Corrosion resistance and mechanisms of smart micro-arc oxidation/epoxy resin coatings on AZ31 Mg alloy: Strategic positioning of nanocontainers

Abstract

Smart micro-arc oxidation (MAO)/epoxy resin (EP) composite coatings were formed on AZ31 magnesium (Mg) alloy. Mesoporous silica nanocontainers (MSN) encapsulated with sodium benzoate (SB) corrosion inhibitors were strategically incorporated in the MAO micropores and in the top EP layer. The influence of the strategic positioning of the nanocontainers on the corrosion protective performance of coating was investigated. The experimental results and analysis indicated that the superior corrosion resistance of the hybrid coating is ascribed to the protection mechanisms of the nanocontainers.

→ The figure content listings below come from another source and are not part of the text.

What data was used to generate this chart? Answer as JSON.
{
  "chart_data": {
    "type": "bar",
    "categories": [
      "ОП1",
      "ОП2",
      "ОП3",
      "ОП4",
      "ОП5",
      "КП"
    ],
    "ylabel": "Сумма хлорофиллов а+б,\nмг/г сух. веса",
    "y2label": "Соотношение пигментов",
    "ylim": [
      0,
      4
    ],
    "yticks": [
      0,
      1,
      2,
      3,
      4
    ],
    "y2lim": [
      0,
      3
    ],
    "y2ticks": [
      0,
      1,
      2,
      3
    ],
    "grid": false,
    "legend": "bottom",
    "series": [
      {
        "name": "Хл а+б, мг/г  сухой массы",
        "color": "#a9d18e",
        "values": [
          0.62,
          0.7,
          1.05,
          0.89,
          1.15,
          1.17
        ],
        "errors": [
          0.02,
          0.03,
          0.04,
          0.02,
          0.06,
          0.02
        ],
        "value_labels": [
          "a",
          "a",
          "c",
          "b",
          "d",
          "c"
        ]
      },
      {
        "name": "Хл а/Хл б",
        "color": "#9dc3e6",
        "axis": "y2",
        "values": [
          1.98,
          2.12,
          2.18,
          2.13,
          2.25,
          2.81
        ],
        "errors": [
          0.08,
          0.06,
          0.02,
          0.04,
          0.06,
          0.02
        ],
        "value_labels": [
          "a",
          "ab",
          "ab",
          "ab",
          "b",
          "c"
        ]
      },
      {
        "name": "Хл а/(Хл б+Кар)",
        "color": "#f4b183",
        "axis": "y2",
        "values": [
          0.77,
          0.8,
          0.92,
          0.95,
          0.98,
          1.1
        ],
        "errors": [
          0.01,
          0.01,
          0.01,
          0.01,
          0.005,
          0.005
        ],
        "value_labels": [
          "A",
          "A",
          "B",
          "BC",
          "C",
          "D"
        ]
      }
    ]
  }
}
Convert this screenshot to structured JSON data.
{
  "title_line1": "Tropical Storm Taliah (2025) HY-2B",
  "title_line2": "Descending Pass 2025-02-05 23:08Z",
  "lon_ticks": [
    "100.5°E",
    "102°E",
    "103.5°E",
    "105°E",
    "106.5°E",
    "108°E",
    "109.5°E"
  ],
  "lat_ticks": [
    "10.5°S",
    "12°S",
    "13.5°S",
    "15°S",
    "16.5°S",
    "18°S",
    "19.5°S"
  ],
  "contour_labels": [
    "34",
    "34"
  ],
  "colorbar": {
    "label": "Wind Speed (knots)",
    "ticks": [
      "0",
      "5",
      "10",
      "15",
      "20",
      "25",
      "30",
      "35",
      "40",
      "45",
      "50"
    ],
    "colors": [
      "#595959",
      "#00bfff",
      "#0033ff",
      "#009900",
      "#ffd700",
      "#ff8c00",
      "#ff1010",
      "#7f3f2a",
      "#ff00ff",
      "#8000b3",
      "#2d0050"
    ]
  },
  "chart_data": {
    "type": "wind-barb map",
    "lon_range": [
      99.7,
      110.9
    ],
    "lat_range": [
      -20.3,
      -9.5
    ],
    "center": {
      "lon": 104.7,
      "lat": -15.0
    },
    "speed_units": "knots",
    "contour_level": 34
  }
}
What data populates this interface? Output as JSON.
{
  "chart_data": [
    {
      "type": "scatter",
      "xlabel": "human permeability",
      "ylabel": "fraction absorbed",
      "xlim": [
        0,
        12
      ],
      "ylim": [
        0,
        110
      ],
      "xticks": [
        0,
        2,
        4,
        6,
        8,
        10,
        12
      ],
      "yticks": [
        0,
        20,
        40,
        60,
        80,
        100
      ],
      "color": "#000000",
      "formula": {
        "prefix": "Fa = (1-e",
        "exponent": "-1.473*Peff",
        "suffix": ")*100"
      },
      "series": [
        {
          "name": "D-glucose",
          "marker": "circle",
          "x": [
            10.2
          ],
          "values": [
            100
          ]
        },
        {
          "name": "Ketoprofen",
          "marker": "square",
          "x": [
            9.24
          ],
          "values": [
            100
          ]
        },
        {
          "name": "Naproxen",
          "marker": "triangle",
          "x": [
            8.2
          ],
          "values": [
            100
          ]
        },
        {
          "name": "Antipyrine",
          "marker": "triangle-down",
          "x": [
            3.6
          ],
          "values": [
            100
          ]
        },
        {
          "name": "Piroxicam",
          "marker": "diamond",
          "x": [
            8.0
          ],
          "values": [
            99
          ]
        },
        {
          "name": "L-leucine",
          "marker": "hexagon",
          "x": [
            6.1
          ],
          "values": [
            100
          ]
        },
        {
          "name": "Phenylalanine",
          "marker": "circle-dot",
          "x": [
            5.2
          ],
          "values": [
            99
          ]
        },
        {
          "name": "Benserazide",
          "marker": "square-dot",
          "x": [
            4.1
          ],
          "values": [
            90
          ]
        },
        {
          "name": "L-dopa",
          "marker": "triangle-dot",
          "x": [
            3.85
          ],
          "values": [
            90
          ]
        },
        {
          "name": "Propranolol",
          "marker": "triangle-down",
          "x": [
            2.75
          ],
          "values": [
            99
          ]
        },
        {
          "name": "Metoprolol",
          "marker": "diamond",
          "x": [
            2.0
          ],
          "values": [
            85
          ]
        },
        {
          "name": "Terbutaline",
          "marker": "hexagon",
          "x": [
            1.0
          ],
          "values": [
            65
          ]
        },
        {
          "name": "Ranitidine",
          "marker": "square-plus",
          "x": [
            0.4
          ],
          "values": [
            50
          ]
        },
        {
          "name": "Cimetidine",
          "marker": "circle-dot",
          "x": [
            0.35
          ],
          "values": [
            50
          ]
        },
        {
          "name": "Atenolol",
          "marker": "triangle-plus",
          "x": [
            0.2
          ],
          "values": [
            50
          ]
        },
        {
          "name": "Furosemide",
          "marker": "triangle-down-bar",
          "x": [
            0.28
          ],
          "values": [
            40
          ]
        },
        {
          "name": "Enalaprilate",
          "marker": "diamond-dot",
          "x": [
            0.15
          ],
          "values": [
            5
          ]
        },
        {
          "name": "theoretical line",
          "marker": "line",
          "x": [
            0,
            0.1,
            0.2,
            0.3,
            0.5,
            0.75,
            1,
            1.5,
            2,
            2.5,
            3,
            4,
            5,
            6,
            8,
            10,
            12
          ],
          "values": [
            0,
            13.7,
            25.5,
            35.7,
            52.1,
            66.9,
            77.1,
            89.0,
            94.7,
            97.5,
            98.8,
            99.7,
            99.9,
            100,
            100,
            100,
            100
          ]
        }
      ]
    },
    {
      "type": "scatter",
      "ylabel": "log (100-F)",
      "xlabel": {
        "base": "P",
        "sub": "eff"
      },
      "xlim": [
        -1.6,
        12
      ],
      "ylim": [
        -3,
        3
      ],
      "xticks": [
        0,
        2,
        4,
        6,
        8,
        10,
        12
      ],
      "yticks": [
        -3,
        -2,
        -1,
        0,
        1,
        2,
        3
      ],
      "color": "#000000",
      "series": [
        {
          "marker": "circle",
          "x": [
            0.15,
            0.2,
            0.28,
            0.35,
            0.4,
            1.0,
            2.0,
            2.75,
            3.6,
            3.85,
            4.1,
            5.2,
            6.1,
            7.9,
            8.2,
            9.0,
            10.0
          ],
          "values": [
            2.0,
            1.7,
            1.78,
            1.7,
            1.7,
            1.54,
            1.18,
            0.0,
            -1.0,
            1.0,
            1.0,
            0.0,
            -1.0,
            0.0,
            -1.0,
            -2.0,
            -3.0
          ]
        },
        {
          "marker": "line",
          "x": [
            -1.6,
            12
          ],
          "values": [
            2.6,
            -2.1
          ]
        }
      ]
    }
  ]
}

This involves two phenomena: (1) the presence of the nanocontainers in the MAO micropores decreased the distance between MSN@SB and the substrate, demonstrating a low admittance value (∼ 5.18 × 10−8 Ω−1), and thus exhibiting significant corrosion inhibition and self-healing function; and (2) the addition of nanocontainers in the top EP layer densified the coating via sealing of the inherent defects, and hence the coating maintained higher resistance even after 90 days of immersion (1.13 × 1010 Ω cm2). However, the possibility of corrosion inhibitors located away from the substrate transport to the substrate is reduced, reducing its effective utilization rate. This work demonstrates the importance of the positioning of nanocontainers in the coating for enhanced corrosion resistance, and thereby providing a novel perspective for the design of smart protective coatings through regulating the distribution of nanocontainers in the coatings.